Min removed subarray length to make remainder % p = 0 #medium #modulo

Intuition

Failed to solve this one.

The idea is: if we have a total sum and subarray sum sub, then (sum - sub) % p == 0:

    // (sum-sub)%p==0
    // sum % p = sub % p

At this point I know, we should inspect the visited and awaited remainders, but exact solution still didn’t clear to me.

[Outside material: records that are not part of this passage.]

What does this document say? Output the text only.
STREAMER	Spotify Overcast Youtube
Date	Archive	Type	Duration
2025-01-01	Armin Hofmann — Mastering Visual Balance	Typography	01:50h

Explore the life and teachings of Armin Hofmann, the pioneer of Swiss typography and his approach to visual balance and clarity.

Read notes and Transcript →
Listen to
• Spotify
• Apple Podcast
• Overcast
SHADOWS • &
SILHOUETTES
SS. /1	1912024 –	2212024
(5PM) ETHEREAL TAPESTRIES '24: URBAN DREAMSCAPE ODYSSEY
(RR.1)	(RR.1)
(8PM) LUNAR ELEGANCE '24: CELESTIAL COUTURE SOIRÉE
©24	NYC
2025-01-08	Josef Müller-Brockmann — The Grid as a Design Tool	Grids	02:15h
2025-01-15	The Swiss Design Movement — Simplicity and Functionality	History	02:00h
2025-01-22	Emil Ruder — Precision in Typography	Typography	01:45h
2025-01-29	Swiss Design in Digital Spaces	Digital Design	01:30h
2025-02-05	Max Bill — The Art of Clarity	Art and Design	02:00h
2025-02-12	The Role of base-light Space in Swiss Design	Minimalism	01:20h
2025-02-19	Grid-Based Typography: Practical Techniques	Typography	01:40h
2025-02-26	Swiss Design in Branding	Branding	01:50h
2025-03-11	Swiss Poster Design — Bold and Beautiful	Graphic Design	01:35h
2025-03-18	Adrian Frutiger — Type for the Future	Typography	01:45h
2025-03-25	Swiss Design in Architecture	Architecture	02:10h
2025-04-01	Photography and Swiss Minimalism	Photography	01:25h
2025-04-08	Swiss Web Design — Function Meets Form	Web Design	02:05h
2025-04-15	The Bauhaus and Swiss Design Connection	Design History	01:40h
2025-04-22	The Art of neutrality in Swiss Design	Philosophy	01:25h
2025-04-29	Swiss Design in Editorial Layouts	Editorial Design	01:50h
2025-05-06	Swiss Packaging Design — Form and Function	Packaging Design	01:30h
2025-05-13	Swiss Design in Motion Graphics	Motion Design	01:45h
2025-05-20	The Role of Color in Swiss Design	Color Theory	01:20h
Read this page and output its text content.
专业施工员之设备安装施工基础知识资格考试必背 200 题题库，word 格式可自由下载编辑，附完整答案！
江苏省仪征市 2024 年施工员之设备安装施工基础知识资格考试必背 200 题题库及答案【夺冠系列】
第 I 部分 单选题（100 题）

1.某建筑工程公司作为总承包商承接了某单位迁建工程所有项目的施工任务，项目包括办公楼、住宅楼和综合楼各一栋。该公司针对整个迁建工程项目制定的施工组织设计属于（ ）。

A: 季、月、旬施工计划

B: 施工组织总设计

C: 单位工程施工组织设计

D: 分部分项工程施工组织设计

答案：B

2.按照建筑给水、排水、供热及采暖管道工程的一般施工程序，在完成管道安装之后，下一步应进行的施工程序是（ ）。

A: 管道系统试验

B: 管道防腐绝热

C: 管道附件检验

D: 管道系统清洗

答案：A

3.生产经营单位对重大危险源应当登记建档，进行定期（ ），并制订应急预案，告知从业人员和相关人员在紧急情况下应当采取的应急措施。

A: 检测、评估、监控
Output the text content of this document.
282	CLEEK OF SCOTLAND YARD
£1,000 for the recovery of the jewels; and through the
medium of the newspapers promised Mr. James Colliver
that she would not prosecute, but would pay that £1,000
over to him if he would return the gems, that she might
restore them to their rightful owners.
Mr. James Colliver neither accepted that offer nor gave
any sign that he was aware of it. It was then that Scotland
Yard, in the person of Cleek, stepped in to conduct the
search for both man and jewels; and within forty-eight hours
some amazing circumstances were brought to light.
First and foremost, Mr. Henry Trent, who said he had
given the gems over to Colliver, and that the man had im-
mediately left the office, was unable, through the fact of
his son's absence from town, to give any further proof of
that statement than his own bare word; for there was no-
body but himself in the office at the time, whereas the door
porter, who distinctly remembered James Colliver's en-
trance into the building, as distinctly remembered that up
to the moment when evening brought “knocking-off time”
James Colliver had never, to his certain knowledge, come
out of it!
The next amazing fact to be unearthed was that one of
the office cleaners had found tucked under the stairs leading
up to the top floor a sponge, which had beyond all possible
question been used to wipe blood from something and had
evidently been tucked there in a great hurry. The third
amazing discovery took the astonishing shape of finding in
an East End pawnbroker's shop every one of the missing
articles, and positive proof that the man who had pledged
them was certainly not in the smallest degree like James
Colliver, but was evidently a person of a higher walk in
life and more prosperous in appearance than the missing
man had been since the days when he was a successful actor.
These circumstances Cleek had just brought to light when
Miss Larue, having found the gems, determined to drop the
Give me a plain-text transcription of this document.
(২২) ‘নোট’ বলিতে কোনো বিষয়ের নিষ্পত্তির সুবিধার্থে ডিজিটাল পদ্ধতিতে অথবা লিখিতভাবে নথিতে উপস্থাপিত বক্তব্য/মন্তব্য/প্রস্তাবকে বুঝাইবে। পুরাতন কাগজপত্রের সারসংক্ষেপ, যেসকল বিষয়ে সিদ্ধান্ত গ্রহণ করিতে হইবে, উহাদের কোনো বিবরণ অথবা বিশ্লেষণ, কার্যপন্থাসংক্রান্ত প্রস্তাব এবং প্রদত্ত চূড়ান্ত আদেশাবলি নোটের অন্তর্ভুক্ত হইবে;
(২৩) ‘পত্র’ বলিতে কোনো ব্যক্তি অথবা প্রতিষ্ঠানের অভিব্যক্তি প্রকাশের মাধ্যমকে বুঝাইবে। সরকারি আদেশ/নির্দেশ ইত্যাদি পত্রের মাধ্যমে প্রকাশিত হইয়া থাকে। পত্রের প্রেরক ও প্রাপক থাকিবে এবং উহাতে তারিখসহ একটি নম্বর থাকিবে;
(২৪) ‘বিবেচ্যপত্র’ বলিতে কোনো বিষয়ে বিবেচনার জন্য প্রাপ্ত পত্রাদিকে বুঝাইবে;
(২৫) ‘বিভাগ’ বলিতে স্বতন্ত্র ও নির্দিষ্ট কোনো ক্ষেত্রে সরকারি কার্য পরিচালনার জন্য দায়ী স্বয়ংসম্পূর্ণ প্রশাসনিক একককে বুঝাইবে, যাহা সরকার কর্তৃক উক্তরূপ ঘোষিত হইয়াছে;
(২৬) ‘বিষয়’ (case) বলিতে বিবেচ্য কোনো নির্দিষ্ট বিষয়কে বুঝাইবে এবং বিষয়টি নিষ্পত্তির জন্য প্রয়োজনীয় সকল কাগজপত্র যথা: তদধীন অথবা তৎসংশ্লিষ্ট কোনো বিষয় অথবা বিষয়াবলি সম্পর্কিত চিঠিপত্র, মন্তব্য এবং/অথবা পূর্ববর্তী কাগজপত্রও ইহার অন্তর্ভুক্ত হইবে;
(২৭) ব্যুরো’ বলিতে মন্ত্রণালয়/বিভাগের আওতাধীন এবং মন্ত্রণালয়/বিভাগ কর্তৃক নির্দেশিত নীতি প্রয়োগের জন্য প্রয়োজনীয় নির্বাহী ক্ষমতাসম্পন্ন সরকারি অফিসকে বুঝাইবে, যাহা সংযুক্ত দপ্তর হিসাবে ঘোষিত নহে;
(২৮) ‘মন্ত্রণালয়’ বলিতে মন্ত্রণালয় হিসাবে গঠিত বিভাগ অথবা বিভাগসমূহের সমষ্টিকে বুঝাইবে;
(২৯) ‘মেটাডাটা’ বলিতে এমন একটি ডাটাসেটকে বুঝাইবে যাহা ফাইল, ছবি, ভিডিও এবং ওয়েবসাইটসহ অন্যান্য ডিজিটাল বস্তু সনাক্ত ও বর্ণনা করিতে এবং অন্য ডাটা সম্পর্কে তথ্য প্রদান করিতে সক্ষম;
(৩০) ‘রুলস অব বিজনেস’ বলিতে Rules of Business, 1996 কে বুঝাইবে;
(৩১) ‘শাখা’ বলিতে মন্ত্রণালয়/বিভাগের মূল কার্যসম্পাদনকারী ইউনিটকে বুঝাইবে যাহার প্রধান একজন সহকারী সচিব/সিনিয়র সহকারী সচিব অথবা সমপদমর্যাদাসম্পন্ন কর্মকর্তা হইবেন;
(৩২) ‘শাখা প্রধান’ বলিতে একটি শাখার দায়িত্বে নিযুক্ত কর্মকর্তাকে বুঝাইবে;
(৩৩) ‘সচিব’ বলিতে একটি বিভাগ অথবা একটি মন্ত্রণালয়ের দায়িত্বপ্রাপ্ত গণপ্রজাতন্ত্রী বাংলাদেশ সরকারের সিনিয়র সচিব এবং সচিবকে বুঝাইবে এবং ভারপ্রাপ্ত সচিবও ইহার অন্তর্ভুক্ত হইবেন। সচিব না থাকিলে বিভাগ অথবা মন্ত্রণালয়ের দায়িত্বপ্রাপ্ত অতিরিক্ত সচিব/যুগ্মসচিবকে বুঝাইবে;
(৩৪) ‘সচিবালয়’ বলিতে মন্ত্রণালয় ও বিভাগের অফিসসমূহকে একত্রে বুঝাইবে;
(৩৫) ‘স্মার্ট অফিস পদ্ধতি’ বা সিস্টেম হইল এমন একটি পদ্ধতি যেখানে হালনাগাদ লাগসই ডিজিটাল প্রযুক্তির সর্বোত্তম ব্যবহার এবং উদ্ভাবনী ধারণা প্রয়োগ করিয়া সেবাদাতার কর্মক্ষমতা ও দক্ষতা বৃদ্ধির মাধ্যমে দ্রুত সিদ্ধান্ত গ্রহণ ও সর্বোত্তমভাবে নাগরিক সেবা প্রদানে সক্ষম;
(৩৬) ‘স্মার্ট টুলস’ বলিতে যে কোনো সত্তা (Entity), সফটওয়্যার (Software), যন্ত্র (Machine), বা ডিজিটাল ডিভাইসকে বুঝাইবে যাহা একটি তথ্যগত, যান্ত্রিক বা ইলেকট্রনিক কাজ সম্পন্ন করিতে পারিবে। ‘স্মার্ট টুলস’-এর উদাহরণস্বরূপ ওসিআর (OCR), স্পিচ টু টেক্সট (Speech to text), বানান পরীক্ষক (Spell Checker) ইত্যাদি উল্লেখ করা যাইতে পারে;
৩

Now, the part I didn’t get myself:

target = sum % p

target - sub % p == 0  <-- our condition

We visiting the prefix sum and inspecting the remainder sum - target % p.

Approach

• more time and more examples would help, you either see the math or don’t
• steal someone else’s solution

Complexity

• Time complexity: \(O(n)\)

• Space complexity: \(O(n)\)

Code

    fun minSubarray(nums: IntArray, p: Int): Int {
        val remToInd = HashMap<Long, Int>(); remToInd[0] = -1
        var ans = nums.size; var sum = 0L
        val target = nums.sumOf { it.toLong() % p } % p
        return nums.withIndex().minOf { (i, n) ->
            sum = (sum + n % p) % p
            remToInd[sum] = i
            i - (remToInd[(p + sum - target) % p] ?: -nums.size)
        }.takeIf { it < nums.size } ?: -1
    }

    pub fn min_subarray(nums: Vec<i32>, p: i32) -> i32 {
        let (mut ans, mut sum, mut wait) = (nums.len() as i32, 0, HashMap::new());
        wait.insert(0, -1);
        let target = (nums.iter().map(|&x| (x % p) as i64).sum::<i64>() % (p as i64)) as i32;
        let ans = nums.iter().enumerate().map(|(i, &n)| {
            sum = (sum + n % p) % p;
            wait.insert(sum, i as i32);
            let key = (p + sum - target) % p;
            if let Some(j) = wait.get(&key) { i as i32 - j } else { nums.len() as i32 }
        }).min().unwrap();
        if ans < nums.len() as i32 { ans } else { -1 }
    }

    int minSubarray(vector<int>& nums, int p) {
        std::unordered_map<long long, int> remToInd;
        remToInd[0] = -1; int ans = nums.size();
        long long sum = 0, target = 0;
        for (int num : nums) target = (target + num % p) % p;
        for (int i = 0; i < nums.size(); ++i) {
            sum = (sum + nums[i] % p) % p;
            remToInd[sum] = i; int key = (p + sum - target) % p;
            int diff = remToInd.count(key) ? i - remToInd[key] : nums.size();
            ans = std::min(ans, diff);
        }
        return ans < nums.size() ? ans : -1;
    }